Some of the files unsealed Wednesday, including those of the nuns, don’t mention sexual abuse, and others appear to have large gaps in time and missing documents. The release included files from the Oblates, the Marianists, the Benedictines and two orders for religious sisters.

The fact that the files don’t reflect the abuse reported in civil lawsuits doesn’t mean it didn’t happen, said Ray Boucher, the lead plaintiff attorney coordinating the release.

“Much of this went unreported. You’re talking about kids that were terrorized and frightened in so many different ways, with no place and no one to turn to,” he said.

Martinez’s file paints a devastating picture of a troubled and repressed child who later joined the priesthood to satisfy a domineering and devout father.

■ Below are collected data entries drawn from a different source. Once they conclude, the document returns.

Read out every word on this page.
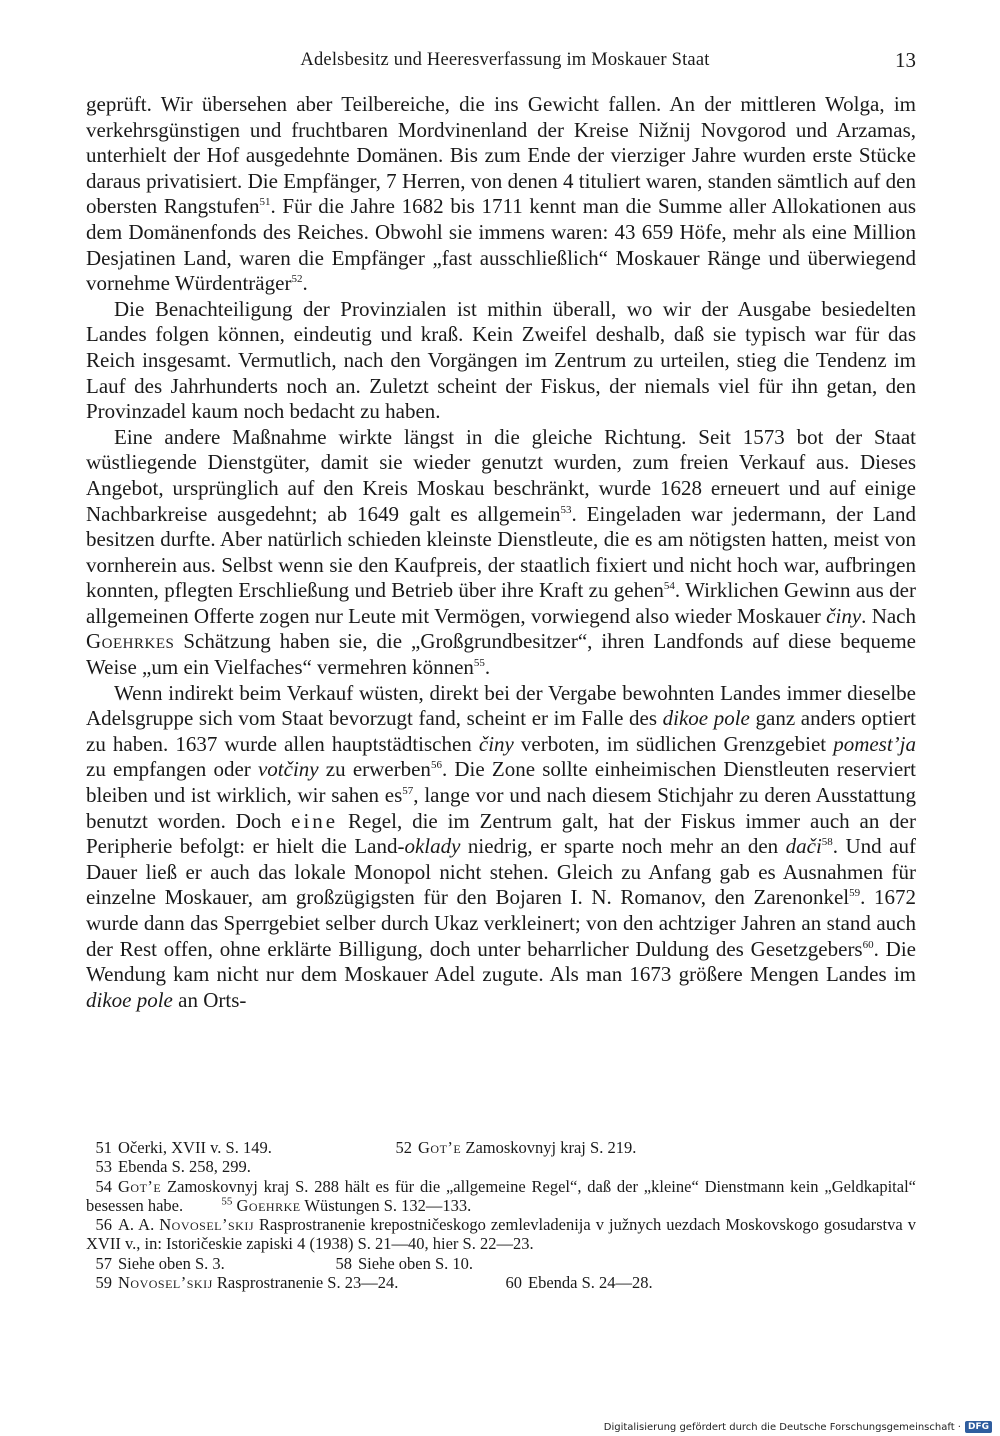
Adelsbesitz und Heeresverfassung im Moskauer Staat	13

geprüft. Wir übersehen aber Teilbereiche, die ins Gewicht fallen. An der mittleren Wolga, im verkehrsgünstigen und fruchtbaren Mordvinenland der Kreise Nižnij Novgorod und Arzamas, unterhielt der Hof ausgedehnte Domänen. Bis zum Ende der vierziger Jahre wurden erste Stücke daraus privatisiert. Die Empfänger, 7 Herren, von denen 4 tituliert waren, standen sämtlich auf den obersten Rangstufen$^{51}$. Für die Jahre 1682 bis 1711 kennt man die Summe aller Allokationen aus dem Domänenfonds des Reiches. Obwohl sie immens waren: 43 659 Höfe, mehr als eine Million Desjatinen Land, waren die Empfänger „fast ausschließlich“ Moskauer Ränge und überwiegend vornehme Würdenträger$^{52}$.

Die Benachteiligung der Provinzialen ist mithin überall, wo wir der Ausgabe besiedelten Landes folgen können, eindeutig und kraß. Kein Zweifel deshalb, daß sie typisch war für das Reich insgesamt. Vermutlich, nach den Vorgängen im Zentrum zu urteilen, stieg die Tendenz im Lauf des Jahrhunderts noch an. Zuletzt scheint der Fiskus, der niemals viel für ihn getan, den Provinzadel kaum noch bedacht zu haben.

Eine andere Maßnahme wirkte längst in die gleiche Richtung. Seit 1573 bot der Staat wüstliegende Dienstgüter, damit sie wieder genutzt wurden, zum freien Verkauf aus. Dieses Angebot, ursprünglich auf den Kreis Moskau beschränkt, wurde 1628 erneuert und auf einige Nachbarkreise ausgedehnt; ab 1649 galt es allgemein$^{53}$. Eingeladen war jedermann, der Land besitzen durfte. Aber natürlich schieden kleinste Dienstleute, die es am nötigsten hatten, meist von vornherein aus. Selbst wenn sie den Kaufpreis, der staatlich fixiert und nicht hoch war, aufbringen konnten, pflegten Erschließung und Betrieb über ihre Kraft zu gehen$^{54}$. Wirklichen Gewinn aus der allgemeinen Offerte zogen nur Leute mit Vermögen, vorwiegend also wieder Moskauer činy. Nach Goehrkes Schätzung haben sie, die „Großgrundbesitzer“, ihren Landfonds auf diese bequeme Weise „um ein Vielfaches“ vermehren können$^{55}$.

Wenn indirekt beim Verkauf wüsten, direkt bei der Vergabe bewohnten Landes immer dieselbe Adelsgruppe sich vom Staat bevorzugt fand, scheint er im Falle des dikoe pole ganz anders optiert zu haben. 1637 wurde allen hauptstädtischen činy verboten, im südlichen Grenzgebiet pomest’ja zu empfangen oder votčiny zu erwerben$^{56}$. Die Zone sollte einheimischen Dienstleuten reserviert bleiben und ist wirklich, wir sahen $es^{57}$, lange vor und nach diesem Stichjahr zu deren Ausstattung benutzt worden. Doch eine Regel, die im Zentrum galt, hat der Fiskus immer auch an der Peripherie befolgt: er hielt die Land-oklady niedrig, er sparte noch mehr an den dači$^{58}$. Und auf Dauer ließ er auch das lokale Monopol nicht stehen. Gleich zu Anfang gab es Ausnahmen für einzelne Moskauer, am großzügigsten für den Bojaren I. N. Romanov, den Zarenonkel$^{59}$. 1672 wurde dann das Sperrgebiet selber durch Ukaz verkleinert; von den achtziger Jahren an stand auch der Rest offen, ohne erklärte Billigung, doch unter beharrlicher Duldung des Gesetzgebers$^{60}$. Die Wendung kam nicht nur dem Moskauer Adel zugute. Als man 1673 größere Mengen Landes im dikoe pole an Orts-

51 Očerki, XVII v. S. 149.	52 Got’e Zamoskovnyj kraj S. 219.
53 Ebenda S. 258, 299.
54 Got’e Zamoskovnyj kraj S. 288 hält es für die „allgemeine Regel“, daß der „kleine“ Dienstmann kein „Geldkapital“ besessen habe.	$^{55}$ Goehrke Wüstungen S. 132—133.
56 A. A. Novosel’skij Rasprostranenie krepostničeskogo zemlevladenija v južnych uezdach Moskovskogo gosudarstva v XVII v., in: Istoričeskie zapiski 4 (1938) S. 21—40, hier S. 22—23.
57 Siehe oben S. 3.	58 Siehe oben S. 10.
59 Novosel’skij Rasprostranenie S. 23—24.	60 Ebenda S. 24—28.
Digitalisierung gefördert durch die Deutsche Forschungsgemeinschaft · DFG
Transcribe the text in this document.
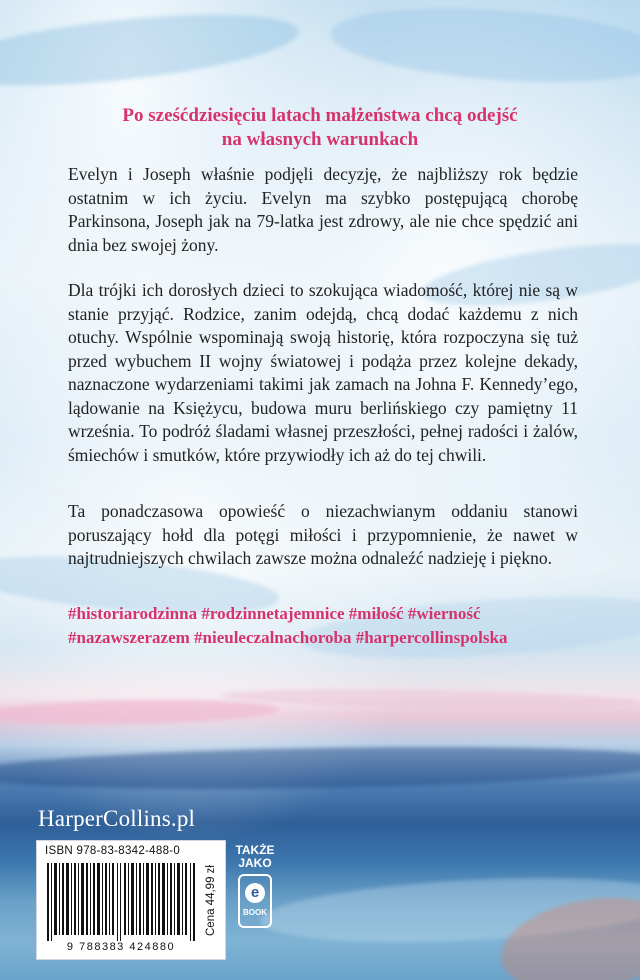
Po sześćdziesięciu latach małżeństwa chcą odejść
na własnych warunkach

Evelyn i Joseph właśnie podjęli decyzję, że najbliższy rok będzie ostatnim w ich życiu. Evelyn ma szybko postępującą chorobę Parkinsona, Joseph jak na 79-latka jest zdrowy, ale nie chce spędzić ani dnia bez swojej żony.

Dla trójki ich dorosłych dzieci to szokująca wiadomość, której nie są w stanie przyjąć. Rodzice, zanim odejdą, chcą dodać każdemu z nich otuchy. Wspólnie wspominają swoją historię, która rozpoczyna się tuż przed wybuchem II wojny światowej i podąża przez kolejne dekady, naznaczone wydarzeniami takimi jak zamach na Johna F. Kennedy’ego, lądowanie na Księżycu, budowa muru berlińskiego czy pamiętny 11 września. To podróż śladami własnej przeszłości, pełnej radości i żalów, śmiechów i smutków, które przywiodły ich aż do tej chwili.

Ta ponadczasowa opowieść o niezachwianym oddaniu stanowi poruszający hołd dla potęgi miłości i przypomnienie, że nawet w najtrudniejszych chwilach zawsze można odnaleźć nadzieję i piękno.

#historiarodzinna #rodzinnetajemnice #miłość #wierność
#nazawszerazem #nieuleczalnachoroba #harpercollinspolska

HarperCollins.pl
ISBN 978-83-8342-488-0
9 788383 424880
Cena 44,99 zł
TAKŻE
JAKO
e
BOOK
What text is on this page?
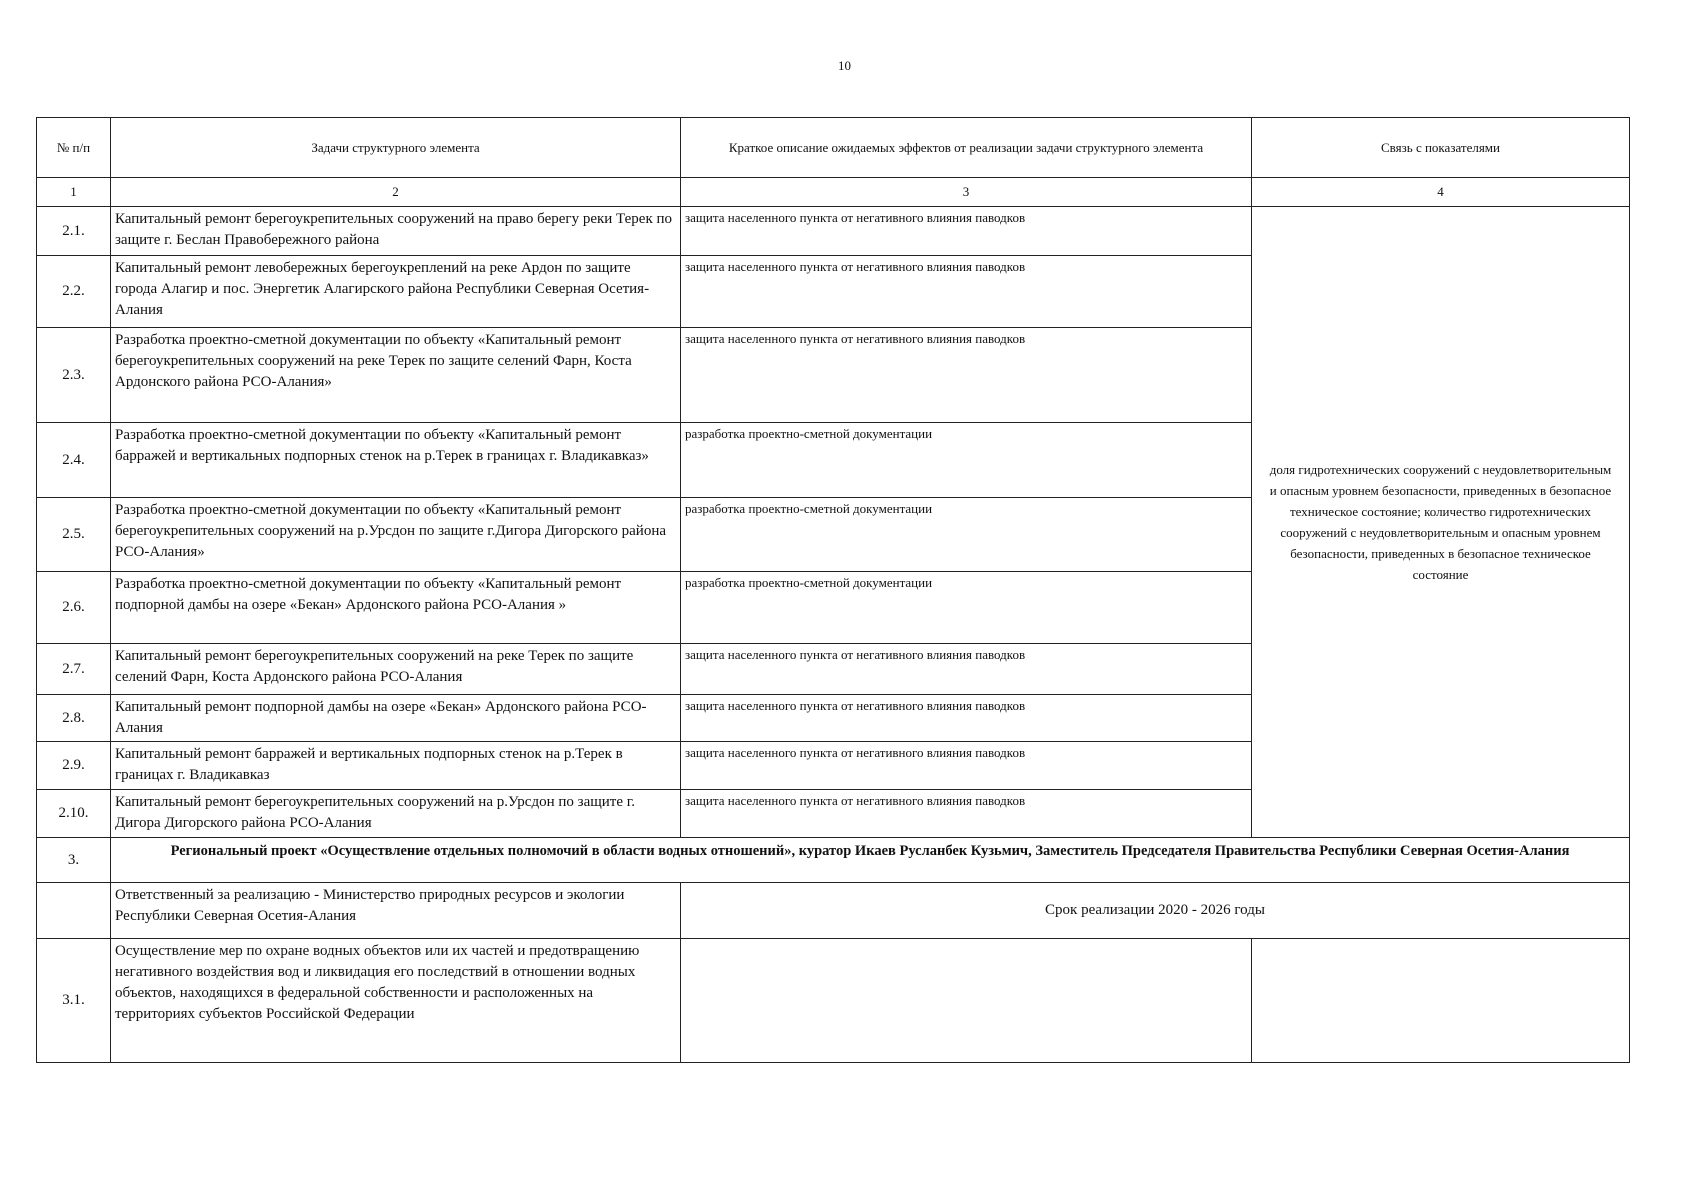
10
№ п/п	Задачи структурного элемента	Краткое описание ожидаемых эффектов от реализации задачи структурного элемента	Связь с показателями
1	2	3	4
2.1.	Капитальный ремонт берегоукрепительных сооружений на право берегу реки Терек по защите г. Беслан Правобережного района	защита населенного пункта от негативного влияния паводков	доля гидротехнических сооружений с неудовлетворительным и опасным уровнем безопасности, приведенных в безопасное техническое состояние; количество гидротехнических сооружений с неудовлетворительным и опасным уровнем безопасности, приведенных в безопасное техническое состояние
2.2.	Капитальный ремонт левобережных берегоукреплений на реке Ардон по защите города Алагир и пос. Энергетик Алагирского района Республики Северная Осетия-Алания	защита населенного пункта от негативного влияния паводков	
2.3.	Разработка проектно-сметной документации по объекту «Капитальный ремонт берегоукрепительных сооружений на реке Терек по защите селений Фарн, Коста Ардонского района РСО-Алания»	защита населенного пункта от негативного влияния паводков	
2.4.	Разработка проектно-сметной документации по объекту «Капитальный ремонт барражей и вертикальных подпорных стенок на р.Терек в границах г. Владикавказ»	разработка проектно-сметной документации	
2.5.	Разработка проектно-сметной документации по объекту «Капитальный ремонт берегоукрепительных сооружений на р.Урсдон по защите г.Дигора Дигорского района РСО-Алания»	разработка проектно-сметной документации	
2.6.	Разработка проектно-сметной документации по объекту «Капитальный ремонт подпорной дамбы на озере «Бекан» Ардонского района РСО-Алания »	разработка проектно-сметной документации	
2.7.	Капитальный ремонт берегоукрепительных сооружений на реке Терек по защите селений Фарн, Коста Ардонского района РСО-Алания	защита населенного пункта от негативного влияния паводков	
2.8.	Капитальный ремонт подпорной дамбы на озере «Бекан» Ардонского района РСО-Алания	защита населенного пункта от негативного влияния паводков	
2.9.	Капитальный ремонт барражей и вертикальных подпорных стенок на р.Терек в границах г. Владикавказ	защита населенного пункта от негативного влияния паводков	
2.10.	Капитальный ремонт берегоукрепительных сооружений на р.Урсдон по защите г. Дигора Дигорского района РСО-Алания	защита населенного пункта от негативного влияния паводков	
3.	Региональный проект «Осуществление отдельных полномочий в области водных отношений», куратор Икаев Русланбек Кузьмич, Заместитель Председателя Правительства Республики Северная Осетия-Алания		
	Ответственный за реализацию - Министерство природных ресурсов и экологии Республики Северная Осетия-Алания	Срок реализации 2020 - 2026 годы	
3.1.	Осуществление мер по охране водных объектов или их частей и предотвращению негативного воздействия вод и ликвидация его последствий в отношении водных объектов, находящихся в федеральной собственности и расположенных на территориях субъектов Российской Федерации		
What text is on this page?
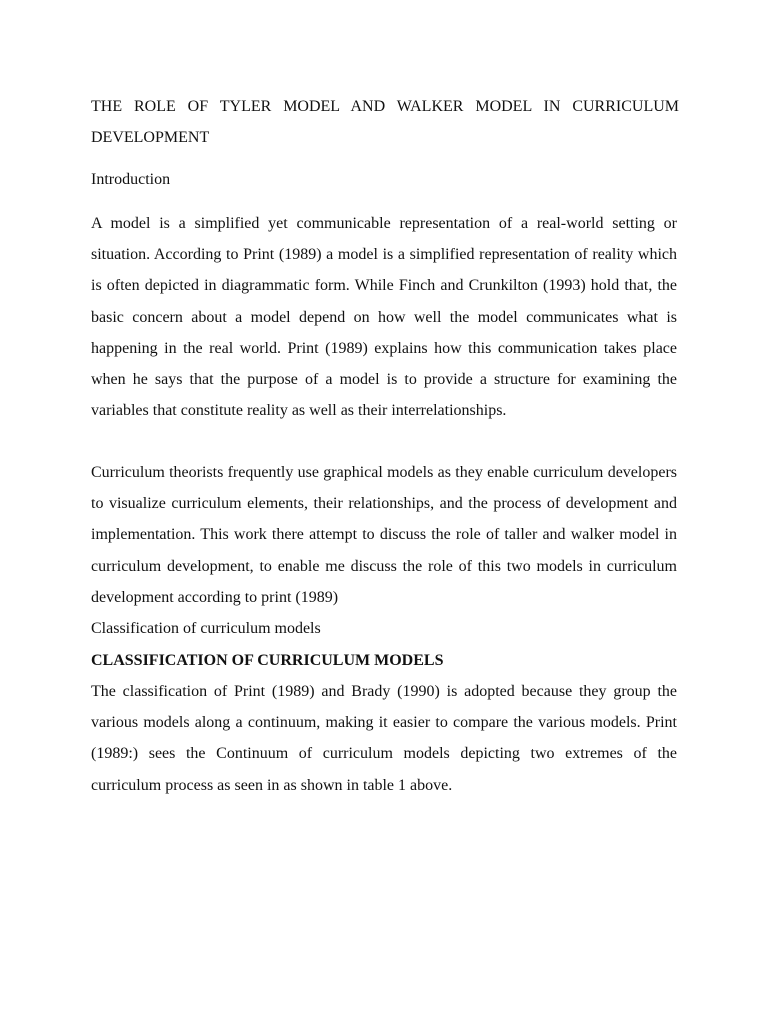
THE ROLE OF TYLER MODEL AND WALKER MODEL IN CURRICULUM DEVELOPMENT
Introduction

A model is a simplified yet communicable representation of a real-world setting or situation. According to Print (1989) a model is a simplified representation of reality which is often depicted in diagrammatic form. While Finch and Crunkilton (1993) hold that, the basic concern about a model depend on how well the model communicates what is happening in the real world. Print (1989) explains how this communication takes place when he says that the purpose of a model is to provide a structure for examining the variables that constitute reality as well as their interrelationships.

Curriculum theorists frequently use graphical models as they enable curriculum developers to visualize curriculum elements, their relationships, and the process of development and implementation. This work there attempt to discuss the role of taller and walker model in curriculum development, to enable me discuss the role of this two models in curriculum development according to print (1989)
Classification of curriculum models

CLASSIFICATION OF CURRICULUM MODELS

The classification of Print (1989) and Brady (1990) is adopted because they group the various models along a continuum, making it easier to compare the various models. Print (1989:) sees the Continuum of curriculum models depicting two extremes of the curriculum process as seen in as shown in table 1 above.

Martinez admitted in therapy to molesting his younger brother as a child, the documents show.

When he arrived in his hometown parish in 1972, he immediately began molesting children, recalled one man who sued over Martinez’s abuse. The man, now 50, requested anonymity because he is well-known in his professional life and has not spoken publicly about his case before. The AP does not publish the names of victims of sexual abuse without their consent.

“We were into wrestling characters on television, and what he would do is he would have us wrestle each other and then wrestle with him, which means we’d get down into our (underwear) and he’d take pictures of us. He was always taking pictures,” the man said.

The man received a settlement in 2007, and Martinez was never charged criminally, in part because his alleged abuses weren’t reported until years later.

Martinez, now 72, was removed from active parish ministry in 1993. No one answered the door at Martinez’s listed address, and a call was not returned.

Calls to the U.S. Province of the Oblates and emails to two attorneys representing Martinez and the three other Oblate priests whose files were released also were not returned. Attorneys for the Benedictines and Marianists and a representative from the Missionary Sisters of the Sacred Heart of Jesus also did not return calls.